No, the desktop is not going away, and no, OS X and Windows were not better than the Linux desktop, and no, goodness is not measured by market share. These gentlemen were hankering after the wrong things from the Apple world. They wanted to copy looks and features and gardens and walls. They should have noticed something else:

Self-confidence.

It’s the ability to notice that you’re good at something. The first Mac OS from 1984 and the present OS X basically look the same. They stuck with their interface even in the valley of the shadow of death. Their user interface is still the same, while they have changed the internals to Unix. The same is true for the Linux kernel. The external interfaces never change. Linus’ bash binary from 1991 still runs.

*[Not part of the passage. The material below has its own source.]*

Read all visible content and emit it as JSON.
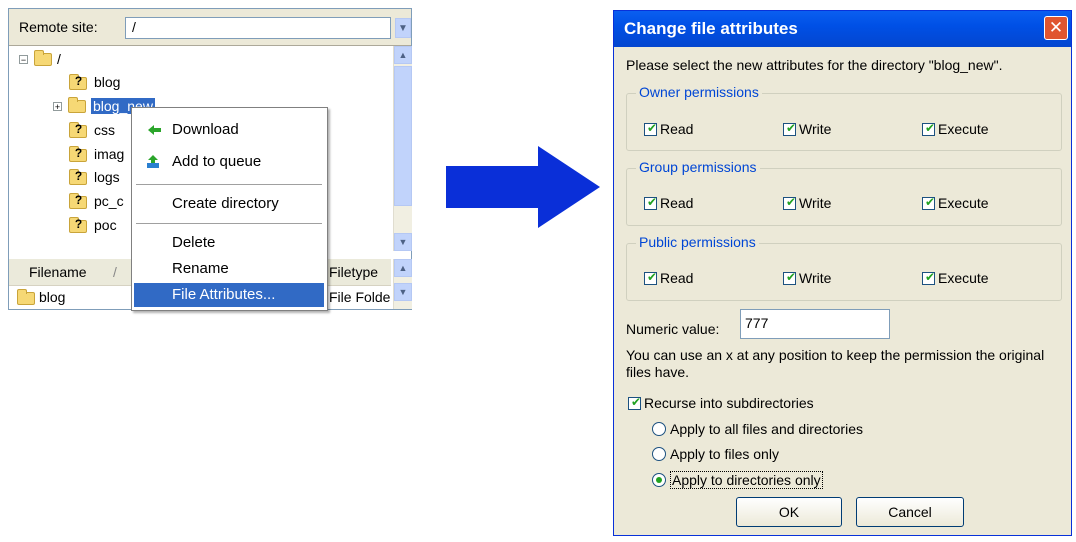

Miguel de Icaza thinks Linus Torvalds is an arrogant low-level kernel guy. But the fact that you’ve been a guilt-afflicted closeted Mac-fag, does not mean that someone else with a healthy dose of self-confidence is arrogant. In fact Linus Torvalds is an extremely humble person. He goes to great lengths to protect his users. Yes, on the surface you see the “shoot-yourself-before-you-reproduce” and the “you-are-full-of-BS”, but the comforting self-mockery is always there, and it’s all for the users’ sake.

On the Gnome side there is McCann’s polished and politically correct corporate lingo, which in fact is full of ignorance, insecurity and bullshit. And they could not care less for their existing users. But it’s Linus’ fault, of course.

Go to therapy, get rid of your inferiority complex and start using mplayer.